Le budget 2026 semble de plus en plus difficile à tenir. Plus d’un mois après les premières alertes, les nouvelles prévisions de croissance confirment le décrochage : si le gouvernement affichait un objectif de 0,9% pour l’année, mais la Banque de France n’attend plus que 0,5%, et l’Insee 0,7%.

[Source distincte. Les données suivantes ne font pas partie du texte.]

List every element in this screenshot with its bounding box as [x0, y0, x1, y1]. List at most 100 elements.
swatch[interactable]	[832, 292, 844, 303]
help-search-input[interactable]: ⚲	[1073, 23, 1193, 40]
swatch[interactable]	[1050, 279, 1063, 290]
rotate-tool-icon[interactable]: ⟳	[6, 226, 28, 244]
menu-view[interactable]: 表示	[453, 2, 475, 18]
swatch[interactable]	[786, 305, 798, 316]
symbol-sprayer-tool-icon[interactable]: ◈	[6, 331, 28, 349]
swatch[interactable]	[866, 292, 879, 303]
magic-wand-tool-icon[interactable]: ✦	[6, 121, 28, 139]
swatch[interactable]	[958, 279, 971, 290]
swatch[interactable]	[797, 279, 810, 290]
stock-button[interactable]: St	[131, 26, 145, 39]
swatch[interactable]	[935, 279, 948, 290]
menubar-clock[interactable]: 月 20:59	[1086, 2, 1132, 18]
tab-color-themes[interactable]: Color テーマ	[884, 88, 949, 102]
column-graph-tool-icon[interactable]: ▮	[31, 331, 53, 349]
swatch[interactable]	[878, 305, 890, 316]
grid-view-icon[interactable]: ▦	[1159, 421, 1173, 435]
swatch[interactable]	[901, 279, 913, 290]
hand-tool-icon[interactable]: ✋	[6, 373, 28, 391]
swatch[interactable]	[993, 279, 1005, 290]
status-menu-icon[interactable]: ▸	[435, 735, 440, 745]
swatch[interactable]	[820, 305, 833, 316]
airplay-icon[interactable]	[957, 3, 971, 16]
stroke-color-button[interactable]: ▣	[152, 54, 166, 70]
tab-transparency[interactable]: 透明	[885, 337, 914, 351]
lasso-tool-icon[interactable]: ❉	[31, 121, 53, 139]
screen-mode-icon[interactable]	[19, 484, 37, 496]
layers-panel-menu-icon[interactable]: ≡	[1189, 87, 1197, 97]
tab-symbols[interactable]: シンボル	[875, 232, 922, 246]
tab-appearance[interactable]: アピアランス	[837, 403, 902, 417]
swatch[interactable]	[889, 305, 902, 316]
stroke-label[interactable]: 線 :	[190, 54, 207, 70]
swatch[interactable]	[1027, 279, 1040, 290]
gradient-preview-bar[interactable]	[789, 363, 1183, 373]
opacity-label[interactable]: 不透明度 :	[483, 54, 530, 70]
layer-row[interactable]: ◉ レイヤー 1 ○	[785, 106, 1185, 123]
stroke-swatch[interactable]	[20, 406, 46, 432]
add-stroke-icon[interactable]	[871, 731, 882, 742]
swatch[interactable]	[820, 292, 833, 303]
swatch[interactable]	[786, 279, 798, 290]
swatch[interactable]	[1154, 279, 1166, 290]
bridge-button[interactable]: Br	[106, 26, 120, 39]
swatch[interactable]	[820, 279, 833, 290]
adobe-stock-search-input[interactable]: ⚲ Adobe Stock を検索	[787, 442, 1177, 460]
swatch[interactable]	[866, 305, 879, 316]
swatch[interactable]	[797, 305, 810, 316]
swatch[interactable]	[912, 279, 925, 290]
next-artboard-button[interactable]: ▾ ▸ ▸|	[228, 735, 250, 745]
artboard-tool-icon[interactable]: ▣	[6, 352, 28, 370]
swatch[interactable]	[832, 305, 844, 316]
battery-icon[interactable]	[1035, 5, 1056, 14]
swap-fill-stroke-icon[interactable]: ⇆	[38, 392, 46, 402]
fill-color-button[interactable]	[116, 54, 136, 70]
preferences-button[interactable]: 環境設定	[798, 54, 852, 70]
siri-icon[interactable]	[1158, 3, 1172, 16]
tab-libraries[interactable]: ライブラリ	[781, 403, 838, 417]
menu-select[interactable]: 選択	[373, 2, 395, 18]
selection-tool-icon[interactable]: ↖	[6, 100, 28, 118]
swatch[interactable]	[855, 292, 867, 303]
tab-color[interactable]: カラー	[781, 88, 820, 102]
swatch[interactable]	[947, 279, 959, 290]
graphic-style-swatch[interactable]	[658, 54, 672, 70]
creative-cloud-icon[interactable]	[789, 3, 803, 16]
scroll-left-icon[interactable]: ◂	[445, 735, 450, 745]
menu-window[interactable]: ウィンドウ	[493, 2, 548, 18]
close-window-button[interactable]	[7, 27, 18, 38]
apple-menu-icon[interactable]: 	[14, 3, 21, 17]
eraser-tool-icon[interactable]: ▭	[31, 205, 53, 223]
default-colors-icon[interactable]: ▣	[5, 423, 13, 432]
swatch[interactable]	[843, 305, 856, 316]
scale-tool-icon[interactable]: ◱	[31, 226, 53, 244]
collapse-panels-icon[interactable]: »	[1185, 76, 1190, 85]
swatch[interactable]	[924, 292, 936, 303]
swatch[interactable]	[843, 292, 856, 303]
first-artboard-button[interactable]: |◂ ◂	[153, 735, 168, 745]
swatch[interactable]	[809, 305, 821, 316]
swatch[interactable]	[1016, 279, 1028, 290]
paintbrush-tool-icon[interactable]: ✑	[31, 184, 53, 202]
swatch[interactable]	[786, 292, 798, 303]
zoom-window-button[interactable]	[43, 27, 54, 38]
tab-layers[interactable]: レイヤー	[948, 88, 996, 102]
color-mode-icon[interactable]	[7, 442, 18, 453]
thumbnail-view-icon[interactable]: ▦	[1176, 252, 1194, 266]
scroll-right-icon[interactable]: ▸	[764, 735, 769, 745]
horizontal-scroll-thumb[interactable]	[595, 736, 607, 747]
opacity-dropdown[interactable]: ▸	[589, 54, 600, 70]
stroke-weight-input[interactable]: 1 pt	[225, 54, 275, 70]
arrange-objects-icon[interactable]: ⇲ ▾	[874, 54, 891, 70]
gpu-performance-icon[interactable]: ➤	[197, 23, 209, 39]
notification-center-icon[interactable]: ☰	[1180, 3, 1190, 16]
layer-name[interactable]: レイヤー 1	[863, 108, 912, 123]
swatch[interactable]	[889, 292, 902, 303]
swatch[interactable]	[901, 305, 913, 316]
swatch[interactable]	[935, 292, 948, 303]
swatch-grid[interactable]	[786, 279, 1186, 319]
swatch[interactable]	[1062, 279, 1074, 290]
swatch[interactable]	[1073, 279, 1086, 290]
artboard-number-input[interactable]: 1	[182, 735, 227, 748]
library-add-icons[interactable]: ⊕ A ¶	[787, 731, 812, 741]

Le problème est simple : moins de croissance, c’est moins de recettes pour l’État. Et l’écart entre la trajectoire défendue par Bercy et les estimations des grandes institutions finit par peser lourd. À l’arrivée, cela représenterait un manque de 6 à 12 milliards d’euros entre le budget voté et le bilan de fin d’année.

Au premier trimestre, la croissance a déjà été nulle. Ce résultat est d’autant plus préoccupant que la crise iranienne, mise en avant pour expliquer le ralentissement, n’a commencé que le 28 février. Autrement dit, elle n’a pesé que sur une petite partie du trimestre. Cela signifie que l’économie française était déjà quasiment à l’arrêt avant même ce choc extérieur.

Une croissance négative redoutée au deuxième trimestreLe deuxième trimestre pourrait être encore plus mauvais. Cette fois, l’impact de la crise iranienne se ferait pleinement sentir, avec plusieurs conséquences directes : hausse des prix de l’essence, baisse de la consommation de carburant et perte de pouvoir d’achat pour les ménages. Dans ces conditions, le scénario d’une croissance négative prend de l’épaisseur.